Carey also had campaign signs printed early, so as to take full advantage of the 60-day window for displaying them, and scheduled his advertising for strategic points in the campaign, the article read.

Not many black Republicans live in the Hampton Roads area, and residents there have cultural, religious and socio-economic differences, Carey said.
“But the binding agent that keeps us together to work for the common cause is conservatism,” Carey said.

Carey likened that political philosophy to a football team’s playbook, which sets forth goals and unites people. Football teams are microcosms of society in which people from all walks of life band together and work toward a particular goal, he said.

Born in Grand Rapids, Mich., Carey graduated from Booker T. Washington High School in Norfolk and played football at Norfolk State University before graduating in 2009 with a bachelor’s degree in building-construction technology.

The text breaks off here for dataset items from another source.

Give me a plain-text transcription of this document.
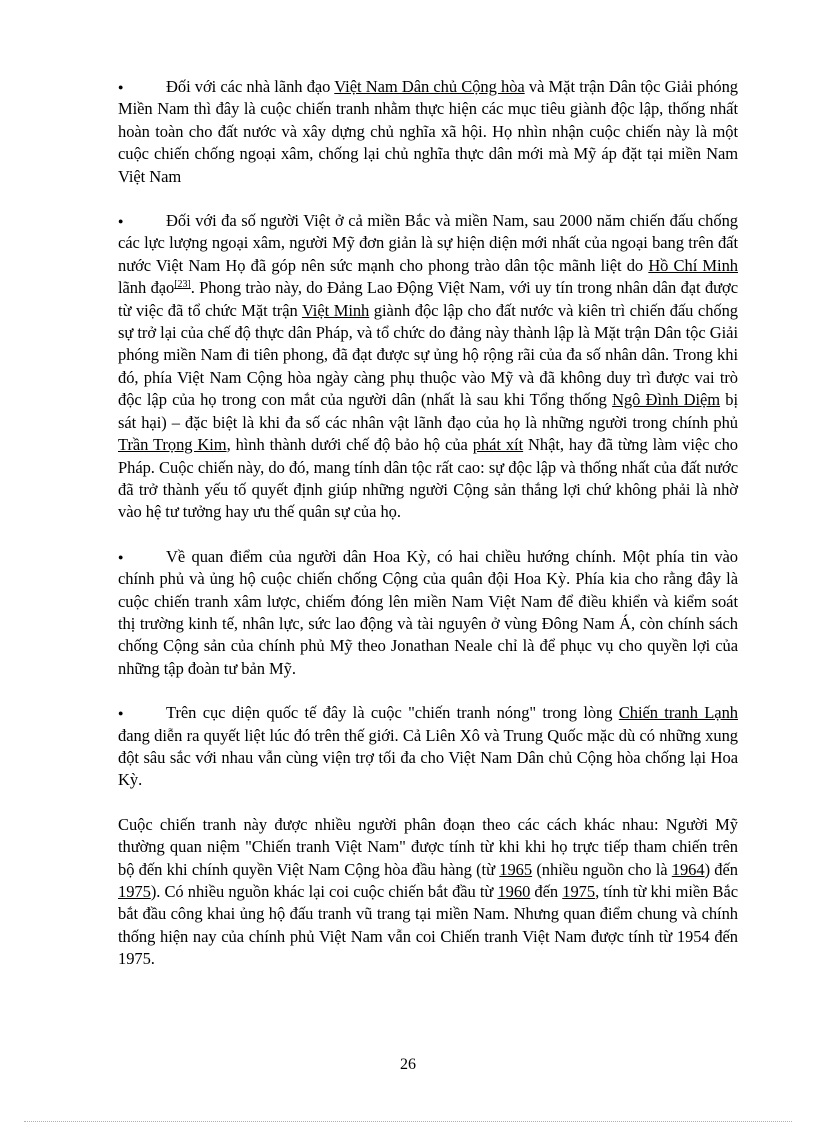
●	Đối với các nhà lãnh đạo Việt Nam Dân chủ Cộng hòa và Mặt trận Dân tộc Giải phóng Miền Nam thì đây là cuộc chiến tranh nhằm thực hiện các mục tiêu giành độc lập, thống nhất hoàn toàn cho đất nước và xây dựng chủ nghĩa xã hội. Họ nhìn nhận cuộc chiến này là một cuộc chiến chống ngoại xâm, chống lại chủ nghĩa thực dân mới mà Mỹ áp đặt tại miền Nam Việt Nam

●	Đối với đa số người Việt ở cả miền Bắc và miền Nam, sau 2000 năm chiến đấu chống các lực lượng ngoại xâm, người Mỹ đơn giản là sự hiện diện mới nhất của ngoại bang trên đất nước Việt Nam Họ đã góp nên sức mạnh cho phong trào dân tộc mãnh liệt do Hồ Chí Minh lãnh đạo[23]. Phong trào này, do Đảng Lao Động Việt Nam, với uy tín trong nhân dân đạt được từ việc đã tổ chức Mặt trận Việt Minh giành độc lập cho đất nước và kiên trì chiến đấu chống sự trở lại của chế độ thực dân Pháp, và tổ chức do đảng này thành lập là Mặt trận Dân tộc Giải phóng miền Nam đi tiên phong, đã đạt được sự ủng hộ rộng rãi của đa số nhân dân. Trong khi đó, phía Việt Nam Cộng hòa ngày càng phụ thuộc vào Mỹ và đã không duy trì được vai trò độc lập của họ trong con mắt của người dân (nhất là sau khi Tổng thống Ngô Đình Diệm bị sát hại) – đặc biệt là khi đa số các nhân vật lãnh đạo của họ là những người trong chính phủ Trần Trọng Kim, hình thành dưới chế độ bảo hộ của phát xít Nhật, hay đã từng làm việc cho Pháp. Cuộc chiến này, do đó, mang tính dân tộc rất cao: sự độc lập và thống nhất của đất nước đã trở thành yếu tố quyết định giúp những người Cộng sản thắng lợi chứ không phải là nhờ vào hệ tư tưởng hay ưu thế quân sự của họ.

●	Về quan điểm của người dân Hoa Kỳ, có hai chiều hướng chính. Một phía tin vào chính phủ và ủng hộ cuộc chiến chống Cộng của quân đội Hoa Kỳ. Phía kia cho rằng đây là cuộc chiến tranh xâm lược, chiếm đóng lên miền Nam Việt Nam để điều khiển và kiểm soát thị trường kinh tế, nhân lực, sức lao động và tài nguyên ở vùng Đông Nam Á, còn chính sách chống Cộng sản của chính phủ Mỹ theo Jonathan Neale chỉ là để phục vụ cho quyền lợi của những tập đoàn tư bản Mỹ.

●	Trên cục diện quốc tế đây là cuộc "chiến tranh nóng" trong lòng Chiến tranh Lạnh đang diễn ra quyết liệt lúc đó trên thế giới. Cả Liên Xô và Trung Quốc mặc dù có những xung đột sâu sắc với nhau vẫn cùng viện trợ tối đa cho Việt Nam Dân chủ Cộng hòa chống lại Hoa Kỳ.

Cuộc chiến tranh này được nhiều người phân đoạn theo các cách khác nhau: Người Mỹ thường quan niệm "Chiến tranh Việt Nam" được tính từ khi khi họ trực tiếp tham chiến trên bộ đến khi chính quyền Việt Nam Cộng hòa đầu hàng (từ 1965 (nhiều nguồn cho là 1964) đến 1975). Có nhiều nguồn khác lại coi cuộc chiến bắt đầu từ 1960 đến 1975, tính từ khi miền Bắc bắt đầu công khai ủng hộ đấu tranh vũ trang tại miền Nam. Nhưng quan điểm chung và chính thống hiện nay của chính phủ Việt Nam vẫn coi Chiến tranh Việt Nam được tính từ 1954 đến 1975.

26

The Cleveland Browns drafted Carey in the sixth-round of the 2009 NFL draft. He played safety and other positions for 10 years in the National Football League, also doing stints with the Jacksonville Jaguars and Detroit Lions before retiring and moving to Chesapeake in 2019.

The Lions in 2016 gave him the team’s Walter Payton Man of the Year Award for his work in implementing youth-literacy programs at two Detroit high schools.

Carey and his wife, Lakeisha, have three children. While he was still in the NFL, the couple established the Don Carey REECH (Reaching, Educating and Empowering Our Children) Foundation, which now operates out of Tidewater. The foundation focuses on STEM education, physical and mental health, college and vocational preparation, and social and moral responsibility.

Carey has retained his athletic build and gives the impression he still can dust people in the 40-yard dash. He published a book in 2017, “It’s Not Because I’m Better Than You,” and according to his campaign’s Website was studying for a master’s degree in theological studies with a focus on the Old Testament.

The U.S. is unlike any other country in history, Carey told the audience at the Tysons breakfast.

“The framework of America has given all people the ability to live that American dream,” said Carey, who has formed a group called Conservative Reformation to protect that prospect.

The political left now controls many levels of American society, including the White House, news media, educational institutions and Silicon Valley, Carey said. Some voters have rejected the left’s ideology and moved to the Republican side.

“The vast majority of people who are leaving [the Democratic Party] are saying, ‘They’re crazy,’” Carey said.

But those moves are not necessarily permanent unless the GOP cements its relationship with the electorate.

“We have not done a great job being evangelists for conservatism,” Carey said.